Para além de citar Glória no texto (com piadas indiretas), Cleo viu a produção do novo filme movimentar homenagens a veteranos que incluíram Elza Soares e Camila Amado e ainda renderam oportunidades para talentos como Vera Fisher, Maria Gladys e Stênio Garcia. "O lugar dos veteranos é muito especial, se eles não tivessem caminhado, a gente não poderia correr. Foi uma preocupação minha e dos outros produtores também. São atores que a gente consome e que gostamos de ver no ar. Então, veio a vontade de que estivessem no cinema", sublinha.
Novo equilíbrio
Delírio, stress e descontrole são elementos alinhados na trama de Me tira da mira, que investe ainda em reequilíbrio energético, dentro de uma clínica terapêutica. Cleo não segreda parte da vida alusiva ao tema. "Fiz terapia, num primeiro momento, aos 17 anos. Depois, fui fazendo, saindo e voltando. Faço e adoro terapia. A busca pelo autoconhecimento é muito válida e ter um guia, uma espécie de orientador neste processo para mim é muito importante. Acho que a mente manda em tudo. Se você cuida da mente, fica mais fácil cuidar do corpo. Às vezes, vem de fora para dentro: você começa a cuidar do corpo e sua mente muda, e você começa a expandir isso. Corpo, mente e cuidados são coisas que se completam", sentencia.

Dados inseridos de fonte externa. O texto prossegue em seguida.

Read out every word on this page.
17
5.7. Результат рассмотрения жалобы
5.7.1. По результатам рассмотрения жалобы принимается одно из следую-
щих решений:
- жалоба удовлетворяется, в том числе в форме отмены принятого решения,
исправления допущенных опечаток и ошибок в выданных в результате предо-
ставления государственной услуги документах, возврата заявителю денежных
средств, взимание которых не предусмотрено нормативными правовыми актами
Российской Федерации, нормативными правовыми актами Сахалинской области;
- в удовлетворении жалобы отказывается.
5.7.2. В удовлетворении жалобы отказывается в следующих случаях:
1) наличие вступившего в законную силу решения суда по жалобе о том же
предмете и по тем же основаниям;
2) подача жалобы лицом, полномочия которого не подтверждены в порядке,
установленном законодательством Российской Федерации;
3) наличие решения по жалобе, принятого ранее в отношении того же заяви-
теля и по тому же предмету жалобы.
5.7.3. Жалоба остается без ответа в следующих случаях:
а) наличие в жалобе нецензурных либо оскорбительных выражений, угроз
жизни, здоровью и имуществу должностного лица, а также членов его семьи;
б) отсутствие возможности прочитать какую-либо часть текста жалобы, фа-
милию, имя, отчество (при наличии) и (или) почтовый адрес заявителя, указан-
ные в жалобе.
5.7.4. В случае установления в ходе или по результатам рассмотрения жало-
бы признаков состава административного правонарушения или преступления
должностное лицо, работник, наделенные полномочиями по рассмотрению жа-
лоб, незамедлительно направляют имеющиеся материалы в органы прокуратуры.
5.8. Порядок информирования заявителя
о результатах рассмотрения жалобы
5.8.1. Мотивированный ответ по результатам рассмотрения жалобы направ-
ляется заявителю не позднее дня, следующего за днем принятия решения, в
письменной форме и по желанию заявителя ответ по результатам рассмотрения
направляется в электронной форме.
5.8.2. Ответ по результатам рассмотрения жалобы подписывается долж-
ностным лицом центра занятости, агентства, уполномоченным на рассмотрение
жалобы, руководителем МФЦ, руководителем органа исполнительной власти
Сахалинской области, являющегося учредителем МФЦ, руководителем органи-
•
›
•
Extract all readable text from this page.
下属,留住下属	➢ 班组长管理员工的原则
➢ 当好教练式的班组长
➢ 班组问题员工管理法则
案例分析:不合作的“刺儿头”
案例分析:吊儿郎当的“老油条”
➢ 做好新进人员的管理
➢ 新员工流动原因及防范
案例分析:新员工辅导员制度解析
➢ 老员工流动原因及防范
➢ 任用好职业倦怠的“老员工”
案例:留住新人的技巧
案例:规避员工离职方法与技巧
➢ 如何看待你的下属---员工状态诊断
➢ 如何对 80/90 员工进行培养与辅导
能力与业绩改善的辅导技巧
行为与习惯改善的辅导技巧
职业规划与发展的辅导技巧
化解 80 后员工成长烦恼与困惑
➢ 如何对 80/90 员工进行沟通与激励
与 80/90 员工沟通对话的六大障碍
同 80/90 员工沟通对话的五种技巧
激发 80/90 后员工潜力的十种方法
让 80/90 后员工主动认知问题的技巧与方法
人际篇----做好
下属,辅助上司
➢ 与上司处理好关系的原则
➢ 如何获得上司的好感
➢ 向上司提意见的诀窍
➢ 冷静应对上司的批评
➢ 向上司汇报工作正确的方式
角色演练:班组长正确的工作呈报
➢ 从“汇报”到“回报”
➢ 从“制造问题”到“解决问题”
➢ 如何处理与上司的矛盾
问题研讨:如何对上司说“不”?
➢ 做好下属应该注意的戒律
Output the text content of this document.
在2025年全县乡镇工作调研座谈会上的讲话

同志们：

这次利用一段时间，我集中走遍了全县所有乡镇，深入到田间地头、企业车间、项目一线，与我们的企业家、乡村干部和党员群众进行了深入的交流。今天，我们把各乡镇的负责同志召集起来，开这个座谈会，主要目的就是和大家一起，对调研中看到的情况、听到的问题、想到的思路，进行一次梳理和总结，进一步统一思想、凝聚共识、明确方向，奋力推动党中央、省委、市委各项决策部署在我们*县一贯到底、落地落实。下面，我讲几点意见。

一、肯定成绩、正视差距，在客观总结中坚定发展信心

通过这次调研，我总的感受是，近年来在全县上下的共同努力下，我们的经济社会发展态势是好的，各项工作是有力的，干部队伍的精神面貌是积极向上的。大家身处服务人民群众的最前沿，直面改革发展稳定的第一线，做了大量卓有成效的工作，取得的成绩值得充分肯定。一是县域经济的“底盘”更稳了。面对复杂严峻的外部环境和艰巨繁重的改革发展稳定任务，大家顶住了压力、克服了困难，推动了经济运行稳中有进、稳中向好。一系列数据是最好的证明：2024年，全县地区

A mente de muitos personagens do novo filme é impulsionada pelo uso de um misterioso chá, degustado sob a saudação "paz e luz". A expressão ligada a crenças obscuras não descola da mente de Cleo, desde as filmagens, mas ela se adianta em explicar: "Acho que minha mente é científica. Tem religiões que eu gosto. Gosto muito do candomblé. Muitas vezes, durante a minha vida, tô dentro do candomblé e da cabala. Espiritismo é algo de que gosto muito também. Mas eu não sei se tenho uma (uma!) religião assim. Gosto muito da forma como estas doutrinas — por não serem religiões — falam da energia, do uso da energia e do respeito à energia. Eu acredito em energia", conclui.